Void Faith Split

Photo by Matt AverageDas Oath are four orbiting-30 guys from two different continents whose entire conscious adult lives orbit minute-thirty hardcore songs on cheap black vinyl 45s, and society is fine with that because this is a new era: behold post-thrash, hyperconscious of everything that came before, the grad-school evolution of high-school hardcore for smart kids who haven't figured out a good reason to quit yet. The rules have changed, punk: you must be at least THIS self-aware to cover “I.Q. 32,” and there will never be another Cro-Mags again. If you would like a vision of the future, imagine a 40-gig iPod loaded with every hardcore 7″ ever recorded all the way back to, uh, the Neos (and all ripped from vinyl), set on shuffle' forever. And remember that it is forever.

Yet how alive it still feels, and how much song Das Oath can smash into a raw minute: riffs survive just long enough to recall someone else's name, then a drum break or a key change or three seconds of feedback flutter and a plunge back into the soup, with singer Mark McCoy's turbine whine cutting like a shark's fin through the din. Das Oath have several albums' worth (latest on Dim Mak) of these meticulously curated petit-mal songs. Thurston Moore just wrote a tribute to the adolescent mixtape, remembering the summer he spent as a Soho dishwasher, dubbing 45s in the middle of the night: “superfast hardcore” by (his list) Minor Threat, Negative Approach, the Necros, Battalion of Saints, the Adolescents, Sin 34, the Meatmen, Urban Waste, Void, Crucifucks, Youth Brigade, the Mob and Gang Green.
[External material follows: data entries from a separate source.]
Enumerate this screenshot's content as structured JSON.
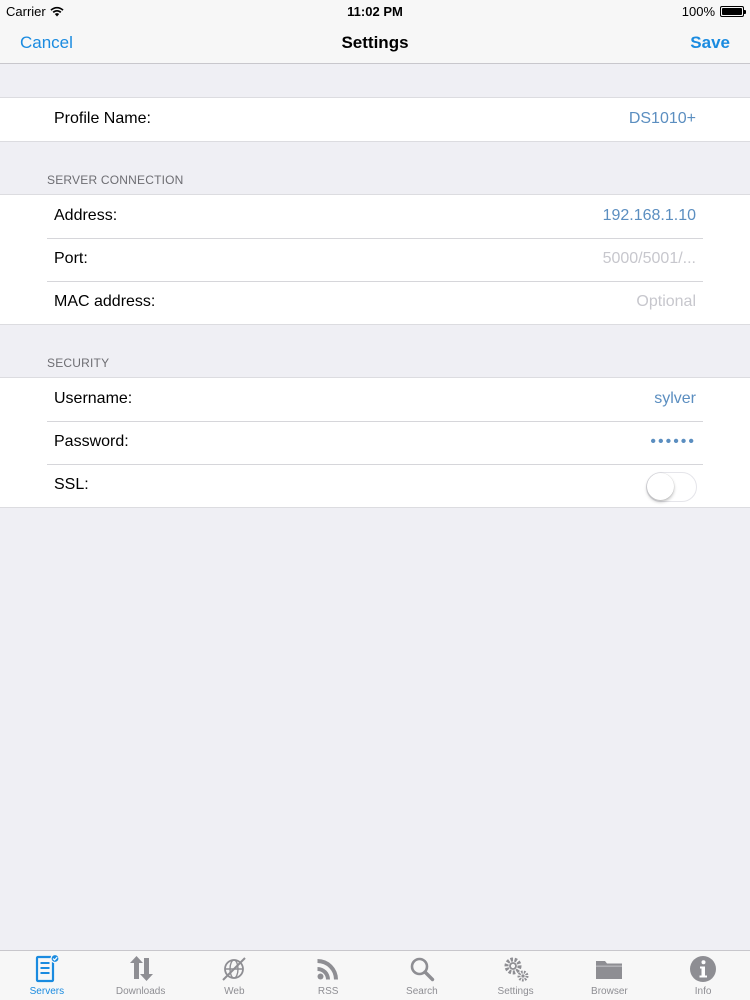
{
  "status_bar": {
    "carrier": "Carrier",
    "time": "11:02 PM",
    "battery": "100%"
  },
  "nav": {
    "cancel": "Cancel",
    "title": "Settings",
    "save": "Save"
  },
  "profile": {
    "label": "Profile Name:",
    "value": "DS1010+"
  },
  "server_connection": {
    "header": "SERVER CONNECTION",
    "address_label": "Address:",
    "address_value": "192.168.1.10",
    "port_label": "Port:",
    "port_placeholder": "5000/5001/...",
    "mac_label": "MAC address:",
    "mac_placeholder": "Optional"
  },
  "security": {
    "header": "SECURITY",
    "username_label": "Username:",
    "username_value": "sylver",
    "password_label": "Password:",
    "password_value": "••••••",
    "ssl_label": "SSL:",
    "ssl_on": false
  },
  "tabs": [
    {
      "label": "Servers",
      "icon": "servers-icon",
      "active": true
    },
    {
      "label": "Downloads",
      "icon": "downloads-icon"
    },
    {
      "label": "Web",
      "icon": "web-icon"
    },
    {
      "label": "RSS",
      "icon": "rss-icon"
    },
    {
      "label": "Search",
      "icon": "search-icon"
    },
    {
      "label": "Settings",
      "icon": "settings-icon"
    },
    {
      "label": "Browser",
      "icon": "folder-icon"
    },
    {
      "label": "Info",
      "icon": "info-icon"
    }
  ],
  "colors": {
    "accent": "#1a8be0",
    "value": "#5b8ec0",
    "background": "#efeff4"
  }
}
Save a minute-thirty for the few classics that followed in the 25 years since, and there's Das Oath, one hundred shreds of hardcore mixed and mismatched into something new-ish but nostalgic, thrash by lifelong thrash-ologists: preserving the old ways from being abused, protecting the new ways for me and for you—what more can they do?

And so a lot of young kids come out—to them, this must be a whole mysterious world opening up, says Mark—but a lot of older guys too, bald by biology, not choice, who say things like, “One morning I just woke up and didn't understand punk anymore.” (Or write things like: “All you need to know is I'm 35, and recently I got drunk and almost cried listening to a Judge record cuz it sounded so friggin' beautiful.”) But Das Oath, they still understand.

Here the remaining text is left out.